I'm really not understanding how to differentiate things when E to the power of something is present.
For example:
Differentiate:
X^2 times e^-x
Apply Product Rule:
sol'n: 2xe^-x + x^2 ??
The e^-x is confusing me.
Find the derivative of the following:
y = e^(ax^3) .........where a is a constant
y' = (3ax^2)e^(ax^3)
y = e^(tsin(2t))
y' = [sin(2t)tcos(2t)]e^(tsin(2t))
y = sqrt(1 + 2e^(3x))
y = (1+2e^(3x))^1/2
y' = [1/2(1+2e^(3x))^-1/2]6e^(3x)
y = e^(e^x)
y' = (e^x)e^(e^x)
y = cos(e^(pi*x))
y' = [-sin(e^(pi*x))]pi*e^(pi*x)
you need both the product and chain rule to find the derivative of tsin(2t)

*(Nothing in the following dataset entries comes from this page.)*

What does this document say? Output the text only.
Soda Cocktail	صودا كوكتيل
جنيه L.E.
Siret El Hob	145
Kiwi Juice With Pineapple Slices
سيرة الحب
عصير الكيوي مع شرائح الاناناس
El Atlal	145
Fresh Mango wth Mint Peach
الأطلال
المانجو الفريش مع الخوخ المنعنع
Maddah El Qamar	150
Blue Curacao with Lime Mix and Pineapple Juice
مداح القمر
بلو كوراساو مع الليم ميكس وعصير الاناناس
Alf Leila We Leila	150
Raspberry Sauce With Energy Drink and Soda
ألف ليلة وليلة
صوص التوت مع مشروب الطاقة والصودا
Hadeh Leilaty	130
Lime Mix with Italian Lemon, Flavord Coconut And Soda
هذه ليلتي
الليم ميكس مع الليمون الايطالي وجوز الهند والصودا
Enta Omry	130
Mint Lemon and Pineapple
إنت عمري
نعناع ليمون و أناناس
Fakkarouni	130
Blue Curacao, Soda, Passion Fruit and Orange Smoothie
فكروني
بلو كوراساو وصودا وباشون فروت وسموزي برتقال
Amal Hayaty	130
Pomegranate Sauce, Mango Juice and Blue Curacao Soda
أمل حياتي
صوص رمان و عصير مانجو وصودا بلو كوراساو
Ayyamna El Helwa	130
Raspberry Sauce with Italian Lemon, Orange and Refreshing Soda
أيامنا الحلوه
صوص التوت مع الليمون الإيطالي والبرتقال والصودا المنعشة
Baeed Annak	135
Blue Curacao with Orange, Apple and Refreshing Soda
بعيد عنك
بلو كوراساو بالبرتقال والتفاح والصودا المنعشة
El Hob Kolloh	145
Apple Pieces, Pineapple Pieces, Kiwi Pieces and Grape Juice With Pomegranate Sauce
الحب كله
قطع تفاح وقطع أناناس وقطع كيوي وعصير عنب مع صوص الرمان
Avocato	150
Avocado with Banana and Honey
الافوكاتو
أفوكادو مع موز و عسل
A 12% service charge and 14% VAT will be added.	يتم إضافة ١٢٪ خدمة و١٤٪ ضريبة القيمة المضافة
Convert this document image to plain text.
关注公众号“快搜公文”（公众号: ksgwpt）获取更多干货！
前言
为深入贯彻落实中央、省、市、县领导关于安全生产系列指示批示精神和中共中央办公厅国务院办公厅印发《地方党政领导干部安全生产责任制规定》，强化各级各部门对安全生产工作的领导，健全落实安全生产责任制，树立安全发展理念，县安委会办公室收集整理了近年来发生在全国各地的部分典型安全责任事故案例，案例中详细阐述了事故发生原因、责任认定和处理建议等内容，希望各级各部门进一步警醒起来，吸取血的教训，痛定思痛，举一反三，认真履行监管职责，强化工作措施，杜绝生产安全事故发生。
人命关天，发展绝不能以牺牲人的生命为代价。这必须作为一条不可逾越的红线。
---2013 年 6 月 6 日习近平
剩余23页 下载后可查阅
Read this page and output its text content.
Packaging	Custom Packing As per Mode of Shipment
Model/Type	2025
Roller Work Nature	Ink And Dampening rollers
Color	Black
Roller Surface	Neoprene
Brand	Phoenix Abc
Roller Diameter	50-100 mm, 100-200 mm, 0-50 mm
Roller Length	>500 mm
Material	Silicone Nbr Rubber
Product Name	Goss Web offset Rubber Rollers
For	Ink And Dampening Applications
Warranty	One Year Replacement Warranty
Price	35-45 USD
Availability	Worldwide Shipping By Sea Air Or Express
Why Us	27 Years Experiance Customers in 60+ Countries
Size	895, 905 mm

you have 2 functions in a product, one is t and one is sin(2t) so you need the product rule. but sin(2t) is a composite function, so you need the chain rule for that
Product rule:
d/dx f(x)*g(x) = f ' (x)*g(x) + g'(x)*f(x)
Chain rule:
d/dx f(g(x)) = f ' (g(x))*g'(x)
here goes:
d/dx tsin(2t) = sin(2t) [i took the derivative of t here and multiplied by sin(2t)] + t(2cos(2t)) [i left the t and took the derivative of sin(2t) using the chain rule]
so d/dx tsin(2t) = sin(2t) + 2tcos(2t)
now you can complete the problem
y' = [sin(2t)tcos(2t)*2]e^(tsin(2t))
Yeah. I forgot to add the + sign between the sin(2t) and tcos(2t) and didn't bring the *2 out infront of the tcos(2t) in my chain rule.
Thanks for sorting that out though.
It should be:
y' = [sin(2t) + 2tcos(2t)]e^(tsin(2t))